Sobre as eleições na Grécia
A vitória do Syriza é, no limite, a vitória dum partido numas eleições. Mas não é apenas mais uma vitória eleitoral. É uma situação nova, em que um partido conotado com a extrema esquerda toma o poder de Estado. E, numa situação nova, as certezas são poucas. Mesmo para quem, como eu, se reclama revolucionário e tenta, acima de tudo, pensar nas coisas nessa qualidade. Sabendo que, nos primeiros tempos de governo, os gregos das classes mais baixas verão a sua vida menos má e que uma parte significativa de pobres poderá voltar a ter sensações de classe média. Percebendo como isso é importante. Não sabendo muito bem como irão os poderosos responder à provocação que lhes pode parecer esta eleição dum grupelho “radical de esquerda”. Estando, claro, ciente de que o futuro próximo desse país passa muito mais pelas decisões dos ditos poderosos do que pelas vontades do novo governo, muito menos os seus habitantes.
Umas passagens breves pelo que não sei. À partida, não percebo o suficiente de economia para especular sobre as possibilidades de uma governação “à esquerda” neste momento histórico. Do pouco que vou percebendo, a esquerda realista de hoje pretende ter o poder de Estado para o seu combate contra o neoliberalismo e para repor o sonho social-democrata do Estado de Bem Estar, retirando alguma injustiça à organização social e económica, mas não pretendendo alterá-la no fundamental. Mas hoje, com a acumulação capitalista a intensificar-se por todo o mundo, parece que só medidas de austeridade globalizadas conseguem manter a máquina em funcionamento. E que, por esse motivo, os ideais social-democratas de gestão do capitalismo são, neste momento, impossíveis. E, a serem possíveis, num mundo sem fronteiras para o capital, não é viável redistribuir a riqueza sem que ele as pule imediatamente.

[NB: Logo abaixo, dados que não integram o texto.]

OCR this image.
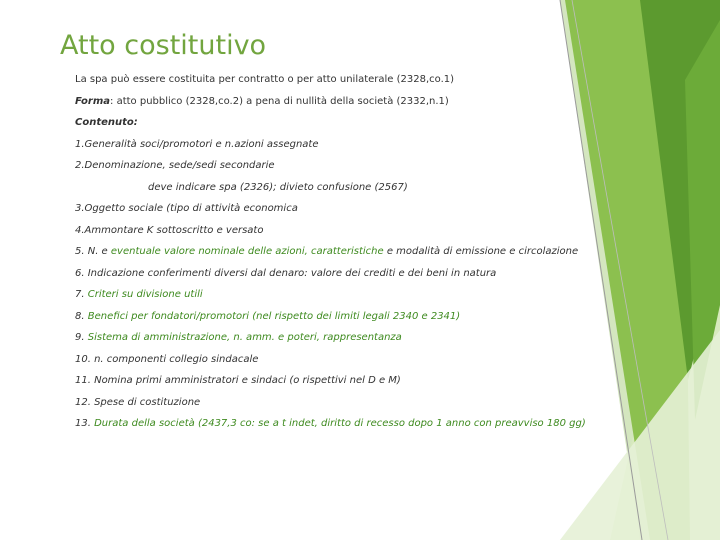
Atto costitutivo
La spa può essere costituita per contratto o per atto unilaterale (2328,co.1)
Forma: atto pubblico (2328,co.2) a pena di nullità della società (2332,n.1)
Contenuto:
1.Generalità soci/promotori e n.azioni assegnate
2.Denominazione, sede/sedi secondarie
deve indicare spa (2326); divieto confusione (2567)
3.Oggetto sociale (tipo di attività economica
4.Ammontare K sottoscritto e versato
5. N. e eventuale valore nominale delle azioni, caratteristiche e modalità di emissione e circolazione
6. Indicazione conferimenti diversi dal denaro: valore dei crediti e dei beni in natura
7. Criteri su divisione utili
8. Benefici per fondatori/promotori (nel rispetto dei limiti legali 2340 e 2341)
9. Sistema di amministrazione, n. amm. e poteri, rappresentanza
10. n. componenti collegio sindacale
11. Nomina primi amministratori e sindaci (o rispettivi nel D e M)
12. Spese di costituzione
13. Durata della società (2437,3 co: se a t indet, diritto di recesso dopo 1 anno con preavviso 180 gg)
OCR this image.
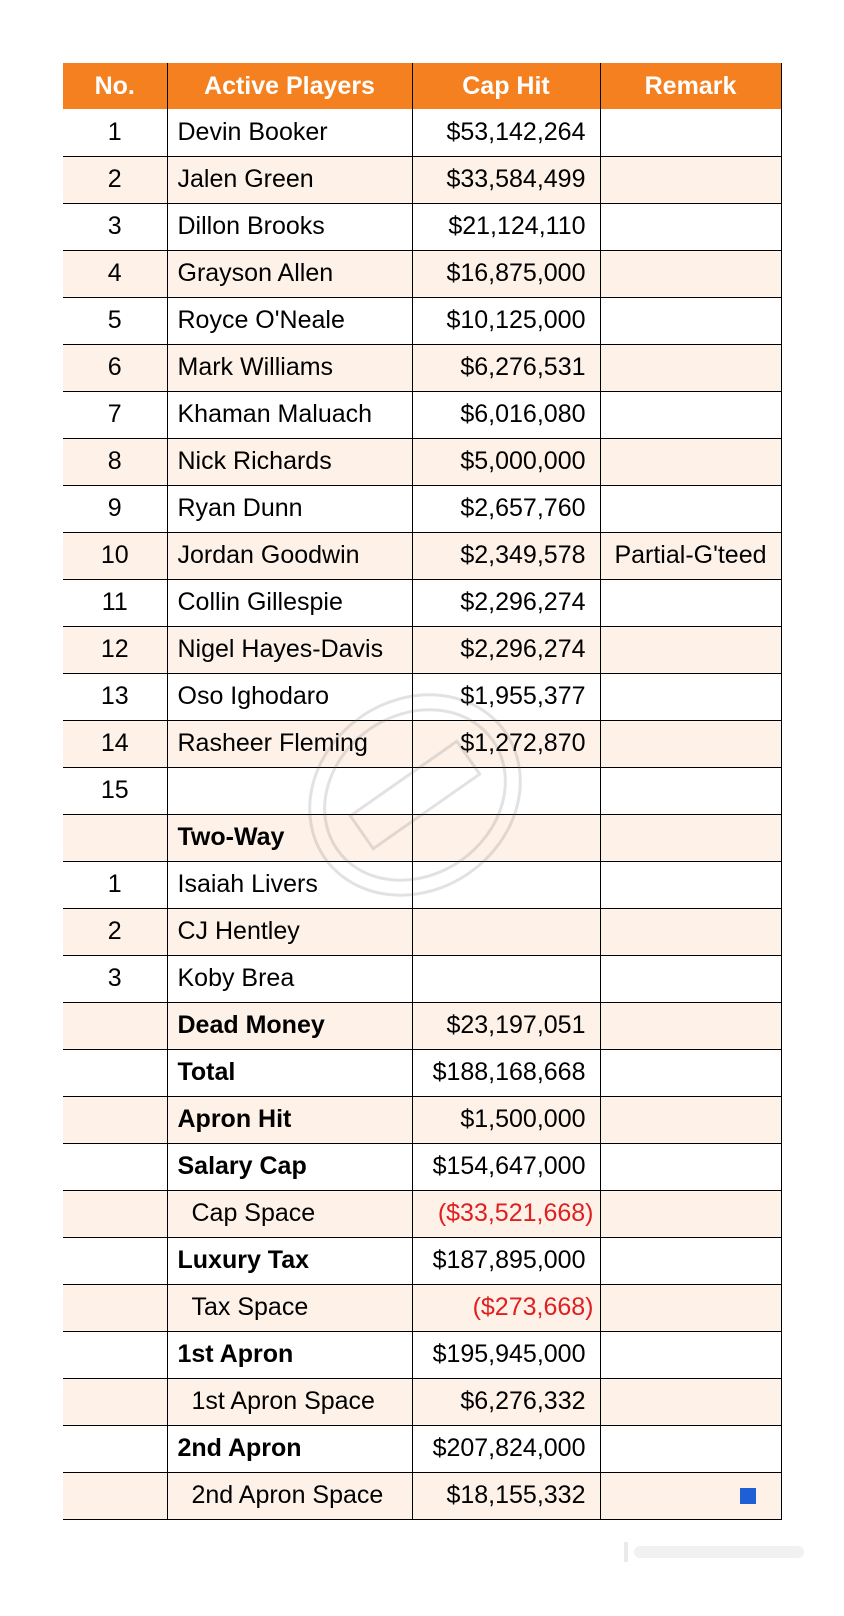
No.	Active Players	Cap Hit	Remark
1	Devin Booker	$53,142,264	
2	Jalen Green	$33,584,499	
3	Dillon Brooks	$21,124,110	
4	Grayson Allen	$16,875,000	
5	Royce O'Neale	$10,125,000	
6	Mark Williams	$6,276,531	
7	Khaman Maluach	$6,016,080	
8	Nick Richards	$5,000,000	
9	Ryan Dunn	$2,657,760	
10	Jordan Goodwin	$2,349,578	Partial-G'teed
11	Collin Gillespie	$2,296,274	
12	Nigel Hayes-Davis	$2,296,274	
13	Oso Ighodaro	$1,955,377	
14	Rasheer Fleming	$1,272,870	
15			
	Two-Way		
1	Isaiah Livers		
2	CJ Hentley		
3	Koby Brea		
	Dead Money	$23,197,051	
	Total	$188,168,668	
	Apron Hit	$1,500,000	
	Salary Cap	$154,647,000	
	Cap Space	($33,521,668)	
	Luxury Tax	$187,895,000	
	Tax Space	($273,668)	
	1st Apron	$195,945,000	
	1st Apron Space	$6,276,332	
	2nd Apron	$207,824,000	
	2nd Apron Space	$18,155,332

Há, no entanto, quem defensa – como o próprio ministro grego das finanças – que, pelo contrário, as medidas de austeridade tornam insustentável o capitalismo, como sistema produtivo, ao removerem a capacidade de consumo à população (trabalhadora e desempregada). Vivemos o auge do capitalismo financeiro que, por definição é instável, gera bolhas especulativas e desagregação social. Sendo, portanto, a “social democracia” a única resposta razoável que o sistema possui para impedir o colapso e manter os mesmos atributos do poder.
A segunda passagem pelo que não sei tem a ver com o papel que a União Europeia irá desempenhar no desenrolar desta aparente anormalidade. A UE tem uma linha de equilíbrio muito estreita por onde caminhar. Não pode aniquilar a experiência grega, quererá até tirar dividendos, mas também não pode deixar o exemplo alastrar a países mais “importantes” como, por exemplo, Espanha. Ou até radicalizá-lo. Entre a destruição e o apoio há uma fronteira muito ténue que tem que contar com resultados e com as expectativas dos cidadãos europeus, duas condicionantes imprevisíveis. No mesmo tabuleiro, do outro lado da mesa, está o governo grego. Tentar adivinhar o que daqui sairá é mera especulação e traz-se apenas pela minha curiosidade em saber como irão os poderosos reagir e integrar esta aparente anormalidade.
Uma terceira rasante em incógnitas profundas. A aliança do Syriza com a direita nacionalista e xenófoba. Os defensores do novo governo afirmam que se tratou duma estalada de luva branca aos que pensavam que se iria aliar a algum partido de centro-esquerda para ter a quem atirar as culpas quando não conseguisse cumprir o que tinha prometido em campanha. Aliando-se a um partido que também se reclama “anti-austeridade”, o Syriza estaria a enviar a mensagem de que, nesse aspecto, não haveria cedências. Li até que o acordo de coligação versava apenas aspectos económicos (e que, noutras áreas, o Syriza poderia procurar apoios noutras forças partidárias). Mas o facto é que o parceiro – nacionalista e xenófobo, relembre-se – acabou por ficar com as forças armadas nas mãos. Historicamente, este tipo de experiências têm um momento fundamental que deveria fazer reflectir quem escolhe estes caminhos. No Chile, Allende entregou o exército a Pinochet. Com os resultados que se conhecem. Para além disso, entregar o Ministério da Defesa a um parceiro de coligação implicará que os acordos ultrapassarão a mera gestão económica e financeira.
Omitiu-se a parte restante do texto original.